A century ago, Treadwell looked to other causes: extreme stress from the absurd demands on women, and a working life which made human beings part of a production line serving the American Dream.

A scene with Jones’ mother (Buffy Davis, brilliant in everything she touches) is full of pathos and maternal banter, though within a minute, it’s played at an exaggerated intensity which leaves the script no room to breathe.

The most poignant moment comes minutes before this convicted murderess is executed in the electric chair.

As a priest mumbles words of no comfort, a fellow prisoner sings a Negro spiritual. Jones finds more comfort in the song than the priest’s words. She says: “He helps me. I understand him. He is condemned. I understand him.”

This production is being lauded for its exuberant embracing of the expressionist genre. Good. It’d be refreshing to see more of this in our theatres.

But this staging seems carried away with the mechanics of realising Treadwell’s brave, innovative script.

At its heart, Machinal is about a fragile woman, made victim of a system which renders individuals as simply part of a machine and not one calibrated to serve the soul.

As always, my review didn’t end in the theatre. I eavesdropped on conversations as we exited. Every one focused on the magnificent staging, and on Sheehy’s energetic performance. Not one mentioned the storyline itself: How was this everywoman driven to murder? What was she oppressed by? Why was she so desperate for freedom?

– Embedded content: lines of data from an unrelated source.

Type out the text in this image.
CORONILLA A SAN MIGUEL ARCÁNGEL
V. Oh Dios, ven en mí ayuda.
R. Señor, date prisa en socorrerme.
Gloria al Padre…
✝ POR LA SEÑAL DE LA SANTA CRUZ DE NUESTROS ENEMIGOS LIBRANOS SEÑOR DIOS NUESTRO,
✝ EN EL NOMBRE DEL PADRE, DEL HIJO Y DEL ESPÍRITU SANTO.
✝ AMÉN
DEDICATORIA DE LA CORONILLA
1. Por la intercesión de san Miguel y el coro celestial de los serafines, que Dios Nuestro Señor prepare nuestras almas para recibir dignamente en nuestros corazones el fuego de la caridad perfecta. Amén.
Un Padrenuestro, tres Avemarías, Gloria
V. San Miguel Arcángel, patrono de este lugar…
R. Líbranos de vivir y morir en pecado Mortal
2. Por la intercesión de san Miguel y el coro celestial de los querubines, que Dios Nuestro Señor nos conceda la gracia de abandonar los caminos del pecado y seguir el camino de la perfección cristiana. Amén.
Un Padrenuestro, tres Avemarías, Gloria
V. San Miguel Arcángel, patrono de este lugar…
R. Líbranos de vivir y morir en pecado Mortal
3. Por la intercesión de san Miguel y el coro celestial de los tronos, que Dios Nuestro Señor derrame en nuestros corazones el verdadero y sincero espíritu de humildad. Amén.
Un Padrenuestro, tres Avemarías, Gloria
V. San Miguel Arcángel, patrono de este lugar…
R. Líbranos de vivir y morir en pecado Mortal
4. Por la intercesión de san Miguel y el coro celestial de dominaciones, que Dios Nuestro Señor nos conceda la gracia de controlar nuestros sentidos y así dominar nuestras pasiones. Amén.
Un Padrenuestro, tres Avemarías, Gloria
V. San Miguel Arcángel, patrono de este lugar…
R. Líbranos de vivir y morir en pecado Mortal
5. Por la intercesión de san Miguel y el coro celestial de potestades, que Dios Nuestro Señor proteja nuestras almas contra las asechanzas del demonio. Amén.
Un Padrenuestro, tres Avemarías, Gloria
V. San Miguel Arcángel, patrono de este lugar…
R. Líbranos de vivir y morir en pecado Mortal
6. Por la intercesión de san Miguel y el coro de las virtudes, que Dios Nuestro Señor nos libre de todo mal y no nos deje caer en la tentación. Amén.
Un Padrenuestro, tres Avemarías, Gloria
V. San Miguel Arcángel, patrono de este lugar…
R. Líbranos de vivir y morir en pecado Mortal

I thought of an old friend, former director at the acclaimed Lewes Little Theatre, Brian Cooter, who once commented on a production he’d overseen and that had disappointed him. We’d tried to cheer him, saying the set was truly magnificent. “Ah yes,” he sighed: “I’m sure they came out whistling the furniture…”

Treadwell intended to show the terrible consequences of women’s sex-based oppression. I feel that she did that superbly, in 1928. This year, the target is missed, as an audience departs, discussing the lighting, the sound, the set.